И неожиданно в голове у меня прояснилось: я понял, что Бог — это просто выдумка.
Я неплохо отношусь почти ко всем живым существам, но не могу припомнить, чтобы в жизни я хоть чуточку любил какое-либо из трех лиц, составляющих Святую Троицу. Я скорее готов был возлюбить огородное пугало, чем эти размалеванные привидения. Я и сейчас неспособен понять религиозный экстаз, как неспособен был почувствовать его тогда, когда моя мать ждала его от меня. Я начал подозревать, что все это чушь еще до того, как осмелился признаться в этом даже себе самому.
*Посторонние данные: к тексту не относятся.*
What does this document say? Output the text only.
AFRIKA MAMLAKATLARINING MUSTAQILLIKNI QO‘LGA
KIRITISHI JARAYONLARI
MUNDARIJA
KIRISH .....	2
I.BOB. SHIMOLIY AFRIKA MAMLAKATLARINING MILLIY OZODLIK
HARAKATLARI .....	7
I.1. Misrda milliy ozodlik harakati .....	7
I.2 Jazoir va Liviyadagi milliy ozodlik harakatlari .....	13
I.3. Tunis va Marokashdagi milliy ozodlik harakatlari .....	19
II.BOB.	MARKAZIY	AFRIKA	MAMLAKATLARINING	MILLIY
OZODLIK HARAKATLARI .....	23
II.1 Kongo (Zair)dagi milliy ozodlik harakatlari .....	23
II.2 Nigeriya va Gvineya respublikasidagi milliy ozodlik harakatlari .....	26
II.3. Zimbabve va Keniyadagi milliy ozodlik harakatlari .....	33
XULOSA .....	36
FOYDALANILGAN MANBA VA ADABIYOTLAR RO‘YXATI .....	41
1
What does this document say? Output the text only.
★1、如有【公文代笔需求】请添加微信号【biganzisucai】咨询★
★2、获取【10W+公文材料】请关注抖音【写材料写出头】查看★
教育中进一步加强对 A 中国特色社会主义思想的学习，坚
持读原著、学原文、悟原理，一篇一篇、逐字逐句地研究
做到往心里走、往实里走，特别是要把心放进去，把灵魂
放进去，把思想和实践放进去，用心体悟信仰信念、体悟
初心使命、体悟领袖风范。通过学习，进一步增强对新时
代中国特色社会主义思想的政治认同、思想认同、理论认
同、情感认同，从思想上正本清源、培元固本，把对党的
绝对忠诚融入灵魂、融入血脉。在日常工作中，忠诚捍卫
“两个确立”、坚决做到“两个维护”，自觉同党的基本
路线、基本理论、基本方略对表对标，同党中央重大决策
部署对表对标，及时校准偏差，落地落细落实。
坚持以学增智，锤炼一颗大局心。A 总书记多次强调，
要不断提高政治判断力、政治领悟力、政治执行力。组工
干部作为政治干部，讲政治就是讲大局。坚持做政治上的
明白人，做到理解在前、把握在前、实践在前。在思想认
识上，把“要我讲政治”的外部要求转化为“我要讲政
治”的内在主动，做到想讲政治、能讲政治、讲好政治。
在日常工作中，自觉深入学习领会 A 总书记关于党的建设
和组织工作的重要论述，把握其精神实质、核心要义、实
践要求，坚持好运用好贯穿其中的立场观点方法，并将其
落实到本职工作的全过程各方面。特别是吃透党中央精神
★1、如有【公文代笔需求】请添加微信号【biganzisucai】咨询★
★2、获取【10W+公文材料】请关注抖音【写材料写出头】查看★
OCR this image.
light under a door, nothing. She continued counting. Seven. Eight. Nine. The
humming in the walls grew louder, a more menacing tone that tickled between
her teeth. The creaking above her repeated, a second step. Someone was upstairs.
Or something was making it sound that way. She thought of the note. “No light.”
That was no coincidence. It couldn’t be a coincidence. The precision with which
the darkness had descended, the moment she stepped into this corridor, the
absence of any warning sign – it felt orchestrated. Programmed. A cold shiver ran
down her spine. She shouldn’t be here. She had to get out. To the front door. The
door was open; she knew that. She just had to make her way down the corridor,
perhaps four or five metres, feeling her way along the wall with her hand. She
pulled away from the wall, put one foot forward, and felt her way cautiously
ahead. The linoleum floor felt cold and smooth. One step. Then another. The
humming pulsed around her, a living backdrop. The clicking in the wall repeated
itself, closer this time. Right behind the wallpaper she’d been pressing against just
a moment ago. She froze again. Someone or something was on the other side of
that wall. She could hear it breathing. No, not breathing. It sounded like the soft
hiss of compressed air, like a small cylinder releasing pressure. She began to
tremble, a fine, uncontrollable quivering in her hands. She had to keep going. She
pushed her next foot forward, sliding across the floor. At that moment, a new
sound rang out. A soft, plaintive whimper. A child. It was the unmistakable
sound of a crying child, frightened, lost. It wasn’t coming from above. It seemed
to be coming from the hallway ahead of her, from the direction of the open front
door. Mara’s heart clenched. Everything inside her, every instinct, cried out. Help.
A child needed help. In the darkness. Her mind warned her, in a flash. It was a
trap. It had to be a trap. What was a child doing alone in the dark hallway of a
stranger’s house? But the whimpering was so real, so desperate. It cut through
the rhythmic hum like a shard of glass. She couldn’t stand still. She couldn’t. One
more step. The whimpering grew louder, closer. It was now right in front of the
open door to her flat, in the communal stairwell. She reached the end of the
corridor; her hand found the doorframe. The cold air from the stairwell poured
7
Это и вправду чушь, и каждое новое поколение все яснее это понимает. Перед нами беспорядочная мешанина старых верований в жертвоприношение, которая служила сердечным утешением для несчастных, запутавшихся в жизни обитателей Римской империи еще до того, как была предпринята попытка слить эти верования в единое мистическое целое, и поколение за поколением наивных верующих с их немудрящими и искренними молитвами лишь подчеркивают изначальную глупость этой смеси египетских и сирийских мифов. Не верится, что хоть кто-то из миллионов христиан на мгновение мог искренне возблагодарить Спасителя за его жертву. И, по-моему, любовь к Богу в трех лицах тоже не часто встречается уже в силу своей неестественности и иррациональности.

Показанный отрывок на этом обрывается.